8-18-08 - Way neater than the light bulb

Thomas Edison is typically portrayed as the archetypal "modern man of science," a figure as immersed in the revolutionary beliefs of the scientific age as he was immersed in the vision of his genius. As the holder of one thousand and ninety-three patents, one might be tempted to believe that Edison was a hard-nosed man of science, utterly dedicated to the cold, hard truths of technology. And yet the "Wizard of Menlo Park" not only had a passion for science and electricity, he also expressed a marked fascination with the realm of the paranormal.

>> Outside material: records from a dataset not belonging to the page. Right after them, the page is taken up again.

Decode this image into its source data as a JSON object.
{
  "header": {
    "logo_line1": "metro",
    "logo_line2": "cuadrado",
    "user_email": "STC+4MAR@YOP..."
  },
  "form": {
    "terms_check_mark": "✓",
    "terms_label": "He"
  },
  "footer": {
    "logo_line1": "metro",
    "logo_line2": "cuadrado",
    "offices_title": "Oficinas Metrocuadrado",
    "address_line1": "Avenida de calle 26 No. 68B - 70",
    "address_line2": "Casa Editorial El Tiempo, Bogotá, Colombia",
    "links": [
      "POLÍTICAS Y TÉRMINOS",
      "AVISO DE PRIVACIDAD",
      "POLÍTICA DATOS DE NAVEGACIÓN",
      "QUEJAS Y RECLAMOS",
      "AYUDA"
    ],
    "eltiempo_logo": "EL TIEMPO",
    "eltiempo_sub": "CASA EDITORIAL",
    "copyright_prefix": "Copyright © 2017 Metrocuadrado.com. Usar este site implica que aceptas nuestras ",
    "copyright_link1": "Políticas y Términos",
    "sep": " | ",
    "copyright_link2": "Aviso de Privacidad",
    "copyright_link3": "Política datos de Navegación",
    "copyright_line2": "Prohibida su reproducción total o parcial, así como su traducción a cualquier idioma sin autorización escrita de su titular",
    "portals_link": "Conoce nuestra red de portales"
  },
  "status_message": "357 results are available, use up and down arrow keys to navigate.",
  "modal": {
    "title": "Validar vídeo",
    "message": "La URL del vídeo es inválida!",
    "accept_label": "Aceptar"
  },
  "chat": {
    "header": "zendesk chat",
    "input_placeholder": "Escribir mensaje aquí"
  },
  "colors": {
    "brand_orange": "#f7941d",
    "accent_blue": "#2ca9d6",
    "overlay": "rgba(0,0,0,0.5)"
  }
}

Edison believed in something he designated "life units". These life units were the indestructible constituent parts of the soul. When a man's body died and decayed, these particles simply rearranged themselves, and the intelligence of the man lived on. In Edison's schema, the so-called "spirit world" was nothing more than the staging ground where all these indestructible units waited. It was all around us, but it existed outside of the reach of our gross physical perceptions — but he felt that a machine could be produced that was finely tuned enough to pick up communications from the life units floating around us.

The father of the phonograph and the lightbulb was also, essentially, the father of the very concept of EVP.

Edison labored in secret on the machine in the last years of his life. No one ever saw it...Edison died before completing his spirit-communication machine. Although Edison's journals and papers talk of his work on the machine, the actual plans for the apparatus, highly sought-after, were never found.